Sosyal güvenliğin tasfiyesini sineye çeken, 2010 Anayasa Referandumu’nda sendikalarını “serbest” bırakarak “evet” cephesine kan taşıyan Türk-İş’in, Gezi Direnişi sırasında aldığı tavır ise hükümete büyük bir destek niteliğindeydi. Memleket meselelerinde sicili böyle olan Türk-İş’in işçilerin hak ve kazanımlarının korunması için ses çıkarmasını beklemek safdillik olurdu. Nitekim, 30 yıldan sonra değiştirilen sendikal mevzuat için kapalı kapılar ardında pazarlıklar yaptı. Kamu toplu sözleşme süreçlerinde, hükümetin elini rahatlatan anlaşmalara imza attı. Özelleştirme politikalarına karşı çıkmak şöyle dursun, bu politikaları kolaylaştırdı. Üye sendikalarının, Hak-İş’e bağlı sendikalar ve hükümetin doğrudan müdahaleleriyle altlarının oyulmasına göz yumdu. ÇAYKUR, THY ve Darphane grevlerinde, bizzat hükümetin yönlendirmeleriyle işverenin açık grev kırıcı uygulamalarına sessiz kaldı.

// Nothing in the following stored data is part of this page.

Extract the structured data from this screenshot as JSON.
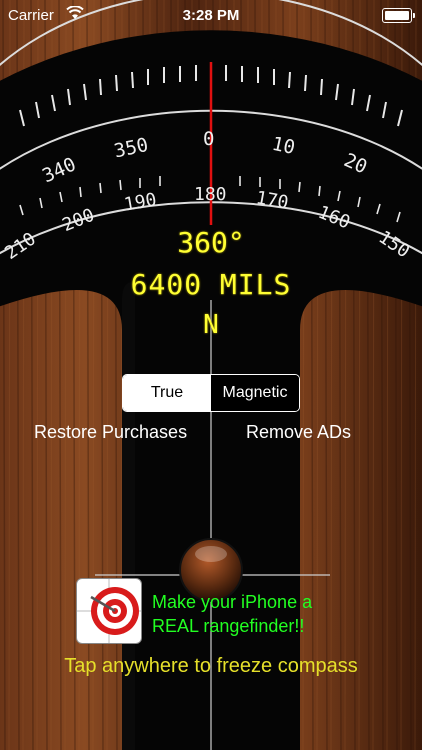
{
  "status_bar": {
    "carrier": "Carrier",
    "time": "3:28 PM"
  },
  "compass": {
    "outer_labels": [
      "0",
      "10",
      "20",
      "340",
      "350"
    ],
    "inner_labels": [
      "180",
      "170",
      "160",
      "150",
      "190",
      "200",
      "210"
    ],
    "degrees": "360°",
    "mils": "6400 MILS",
    "cardinal": "N"
  },
  "mode": {
    "options": [
      "True",
      "Magnetic"
    ],
    "selected": "True"
  },
  "links": {
    "restore": "Restore Purchases",
    "remove_ads": "Remove ADs"
  },
  "ad": {
    "line1": "Make your iPhone a",
    "line2": "REAL rangefinder!!"
  },
  "hint": "Tap anywhere to freeze compass",
  "colors": {
    "readout": "#ffff33",
    "ad_text": "#22ff22",
    "hint": "#e6e02a",
    "needle": "#e01010"
  }
}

Böyle bir Türk-İş’in, herhangi bir taban basıncı ya da konfederasyonun anlayışını sorgulayan muhalif sendikaların hamlesi olmadan kaybettiği meşruiyet kırıntılarını yeniden kazanması mümkün mü? Sadece Genel Başkan’ın istifası, yönetimde yeni bir işbölümünün yapılması bu tabloyu değiştirebilir mi? Bu sorulara verilecek yanıtlar olumsuz olacaktır.
İstifa, aslında bir koalisyon olan hükümetin içindeki çatlağın, Türk-İş yönetimindeki tezahürüdür. Hükümetin, sınıfa yeni bir saldırı paketi için hazırlandığı bu paket için işçi ve işveren temsilcilerinin mutlak uzlaşısının tercih edileceği ve sonbaharın sıcaklaşacağı dönemde, önemli bir mevzinin tahkim edilmesidir.
Hal böyleyken, Türk-İş’te gelen gideni aratır.